As more trace gases are measured at the same time, the analysis of the air masses becomes more precise. Each of these gases has its own typical sources. Carbon monoxide, for example, is mainly produced by combustion processes on the ground, such as road traffic or open fires. Nitrogen oxides come from both natural sources, like lightning, and anthropogenic processes, such as air traffic or the combustion of biomass. Methane also has various sources: it is produced naturally in wetlands, among other places, but human activities are the main sources of methane emissions – particularly agriculture and fossil fuel extraction. Ozone is formed in the lower atmosphere through complex chemical reactions, but originates largely from higher atmospheric layers.

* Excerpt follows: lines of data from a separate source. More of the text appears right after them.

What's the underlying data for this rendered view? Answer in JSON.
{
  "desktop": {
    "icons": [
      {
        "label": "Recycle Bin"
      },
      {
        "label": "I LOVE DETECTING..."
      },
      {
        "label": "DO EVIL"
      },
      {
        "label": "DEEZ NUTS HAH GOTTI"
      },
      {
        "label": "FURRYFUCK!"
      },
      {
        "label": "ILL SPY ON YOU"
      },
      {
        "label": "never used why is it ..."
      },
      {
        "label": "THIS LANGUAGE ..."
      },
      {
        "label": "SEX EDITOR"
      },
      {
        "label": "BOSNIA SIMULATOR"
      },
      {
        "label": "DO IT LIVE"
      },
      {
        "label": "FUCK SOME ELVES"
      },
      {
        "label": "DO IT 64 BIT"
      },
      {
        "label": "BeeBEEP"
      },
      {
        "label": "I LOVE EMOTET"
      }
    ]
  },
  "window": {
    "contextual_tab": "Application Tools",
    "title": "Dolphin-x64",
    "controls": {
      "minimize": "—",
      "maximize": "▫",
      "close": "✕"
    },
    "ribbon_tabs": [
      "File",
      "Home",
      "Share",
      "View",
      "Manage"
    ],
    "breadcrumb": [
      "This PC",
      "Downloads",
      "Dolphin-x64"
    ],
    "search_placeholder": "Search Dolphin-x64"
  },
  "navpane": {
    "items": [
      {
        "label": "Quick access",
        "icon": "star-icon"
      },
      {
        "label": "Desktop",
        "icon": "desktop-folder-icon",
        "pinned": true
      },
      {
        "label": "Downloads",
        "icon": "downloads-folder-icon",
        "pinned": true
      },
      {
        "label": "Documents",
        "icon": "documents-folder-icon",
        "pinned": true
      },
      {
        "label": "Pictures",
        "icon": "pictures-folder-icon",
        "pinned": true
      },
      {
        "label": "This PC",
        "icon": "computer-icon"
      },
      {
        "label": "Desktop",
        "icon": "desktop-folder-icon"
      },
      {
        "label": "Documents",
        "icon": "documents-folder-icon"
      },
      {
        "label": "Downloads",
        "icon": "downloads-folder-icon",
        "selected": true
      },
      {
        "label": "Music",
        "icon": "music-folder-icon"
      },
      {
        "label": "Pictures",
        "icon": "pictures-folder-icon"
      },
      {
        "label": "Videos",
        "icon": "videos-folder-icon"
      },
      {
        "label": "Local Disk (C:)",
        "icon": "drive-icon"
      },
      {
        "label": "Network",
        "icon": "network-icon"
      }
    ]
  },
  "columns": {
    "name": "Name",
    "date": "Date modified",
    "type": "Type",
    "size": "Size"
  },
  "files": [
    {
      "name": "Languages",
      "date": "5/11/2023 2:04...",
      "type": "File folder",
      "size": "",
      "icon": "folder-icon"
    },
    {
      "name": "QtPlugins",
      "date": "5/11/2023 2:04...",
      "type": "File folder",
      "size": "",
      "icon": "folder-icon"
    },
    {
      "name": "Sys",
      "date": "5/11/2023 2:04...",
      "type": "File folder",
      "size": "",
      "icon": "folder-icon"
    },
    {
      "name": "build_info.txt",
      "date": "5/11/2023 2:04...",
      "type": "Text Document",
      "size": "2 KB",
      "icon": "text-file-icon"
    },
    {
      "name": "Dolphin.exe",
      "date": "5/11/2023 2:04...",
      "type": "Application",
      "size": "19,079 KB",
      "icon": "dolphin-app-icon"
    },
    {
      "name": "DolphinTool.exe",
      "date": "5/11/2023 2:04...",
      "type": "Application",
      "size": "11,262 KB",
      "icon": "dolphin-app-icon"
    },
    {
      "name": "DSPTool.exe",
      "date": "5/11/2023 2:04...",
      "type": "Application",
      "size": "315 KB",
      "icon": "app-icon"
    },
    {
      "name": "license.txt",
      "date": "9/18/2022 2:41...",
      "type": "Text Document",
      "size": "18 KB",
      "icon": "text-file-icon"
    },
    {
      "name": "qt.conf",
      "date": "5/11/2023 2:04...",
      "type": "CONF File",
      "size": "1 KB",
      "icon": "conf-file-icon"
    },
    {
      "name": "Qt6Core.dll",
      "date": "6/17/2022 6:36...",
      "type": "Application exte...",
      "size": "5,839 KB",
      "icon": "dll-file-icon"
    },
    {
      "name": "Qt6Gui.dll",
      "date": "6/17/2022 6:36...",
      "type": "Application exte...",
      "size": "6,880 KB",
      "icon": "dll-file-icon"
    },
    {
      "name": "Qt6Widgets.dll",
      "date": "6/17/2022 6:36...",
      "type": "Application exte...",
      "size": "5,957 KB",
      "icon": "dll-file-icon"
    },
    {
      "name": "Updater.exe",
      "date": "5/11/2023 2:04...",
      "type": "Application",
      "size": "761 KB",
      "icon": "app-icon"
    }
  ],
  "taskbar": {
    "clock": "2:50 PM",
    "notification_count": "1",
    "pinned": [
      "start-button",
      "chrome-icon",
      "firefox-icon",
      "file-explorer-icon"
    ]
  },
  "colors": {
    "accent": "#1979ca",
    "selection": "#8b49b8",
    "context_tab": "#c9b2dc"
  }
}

"When we look at these gases together, we see a clear pattern – a chemical fingerprint," explains Ziereis. "This allows us to determine where an air mass comes from and which processes have shaped its composition."
HALO measures cloud and aerosol properties
For the measurement flights, researchers equipped DLR's HALO research aircraft with five highly sensitive cloud measuring instruments that record the size, number and shape of cloud particles. "Sensors under the wing and on a windowpane measure particles ranging from approximately one micrometre to six millimetres in size – covering almost the entire size range of natural clouds," explains Christiane Voigt from the DLR Institute of Atmospheric Physics. "Two of the measuring instruments also provide high-resolution images that can be used to determine the phase state – that is, whether the particles are ice or supercooled water droplets."
Additional instruments located both outside and inside the aircraft are used to measure aerosols – tiny particles suspended in the air – and can detect these particles down to ten nanometres in size. The measurements are crucial because aerosols – depending on their size and composition – act as seeds for cloud droplets. Under normal atmospheric conditions, clouds cannot form without aerosols. The HALO aircraft is operated by DLR’s Flight Experiment facility.
Further support comes from the Japanese Himawari weather satellite. Its data is combined with HALO's flight path and provides real-time information on cloud types and aerosol quantities along the route. This allows flight planners to respond directly to current conditions, such as when warm, supercooled or icy clouds form in a region, or when cloud-free areas present opportunities for aerosol measurements.
HALO is being refitted for the mission at DLR’s site in Oberpfaffenhofen until the end of August 2025 and then will be transferred to New Zealand in the first week of September. The first measurement flights are planned for the second week of September, with HALO returning to its home base at DLR by mid-October 2025.
The HALO research aircraft is a joint initiative of German environmental and climate research institutions. HALO was procured with funding from the Federal Ministry of Research, Technology and Space (BMFTR), the Helmholtz Association, the Max Planck Society (MPG), the Free State of Bavaria, the Jülich Research Centre (FZJ), the Karlsruhe Institute of Technology (KIT) and DLR.
The operation of HALO is supported by the German Research Foundation (DFG), the Max Planck Society (MPG), the German Aerospace Center (DLR), the Jülich Research Centre (FZJ), the Karlsruhe Institute of Technology (KIT) and the Leibniz Institute for Tropospheric Research (TROPOS). DLR is both the owner and operator of the aircraft.